By contrast, the argument against the OECD revolves around economics. More specifically, the death tax is a terrible idea because it directly and unambiguously reduces private savings and investment, thus undermining productivity and putting a damper on wages.
Interestingly, the OECD admits this happens. Here’s Figure 2.4 from the OECD report, showing how death taxes (combined with annual income taxes) reduce saving and investment over five generations.
And the above charts don’t even show the true impact because there’s no line showing how much saving and investment would exist with no death tax and no double taxation.
For what it’s worth, the OECD report does acknowledge some practical and economic problems with death taxes.
An inheritance tax directly reduces wealth accumulation over generations. …inheritance taxes may also affect wealth accumulation prior to being levied by encouraging changes in donors’ behaviours. …Susceptibility to tax planning is one of the most common criticisms levelled against inheritance taxes. …There is evidence of widespread inheritance tax planning… Inheritance taxes might lower entrepreneurship by heirs… Inheritance taxes may also jeopardise existing businesses when they are transferred if business owners do not have enough liquid assets to pay the tax. …Double taxation is a popular objection to inheritance taxes…wage earnings, savings, or personal business income…will have in many cases already been taxed. …There might be challenges associated with estimating fair market value for some assets.
If you wade through the report, you’ll notice that the OECD doesn’t have good answers for these problems.
Instead, the basic message is, “yeah, there are a bunch of downsides, but we want to finance bigger government and we resent successful people.”

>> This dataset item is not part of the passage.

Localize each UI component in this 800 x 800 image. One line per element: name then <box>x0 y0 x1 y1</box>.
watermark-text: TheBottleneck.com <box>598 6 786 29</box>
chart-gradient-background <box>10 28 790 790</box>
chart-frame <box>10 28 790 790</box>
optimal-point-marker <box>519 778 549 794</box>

The only good news is that the report gives us a list of nations that have eliminated (or never adopted) death taxes.
Among the OECD countries that do not levy inheritance or estate taxes, nine have abolished them since the early 1970s. …Austria, Czech Republic, Norway, Slovak Republic, ans Sweden have abolished their inheritance or estate taxes since 2000. Israel and New Zealand abolished these taxes between 1980 and 2000. Australia, Canada, and Mexico abolished these taxes before 1980, and Estonia and Latvia have never levied inheritance or estate taxes. …This is consistent with evidence that inheritance and estate taxes tend to be unpopular.
Here’s the part of Table 3.1 that shows when these taxes were implemented and when they were repealed.
Needless to say, I’d like to see the United States on this list at some point (we were there for one year!).
The OECD closed with some cheerleading and strategizing on how to overcome popular opposition.
…this section considers ways in which governments may enhance the public acceptability of inheritance tax reform… Reframing reforms aiming to raise more revenue.around notions of equality of opportunity and inequality reduction may help increase their public acceptability. …packaging may also be helpful. …If the introduction of an inheritance tax or an increase in existing inheritance or estate taxes…goes hand-in-hand with a decrease in other taxes, especially in labour taxes, which a majority of people are subject to, it may be more acceptable politically.
I can’t resist pointing out that it’s utter nonsense to think that governments would use revenue from a death tax to lower other taxes.
The goal of politicians is always to finance bigger government. That’s true with the death tax. It’s true with the carbon tax. It’s true with the value-added tax. It’s true with the financial transactions tax.
Which is why I wrote four years ago that, “Some people say the most important rule to remember is to never feed gremlins after midnight, but I think it’s even more important not to give politicians a new source of revenue.”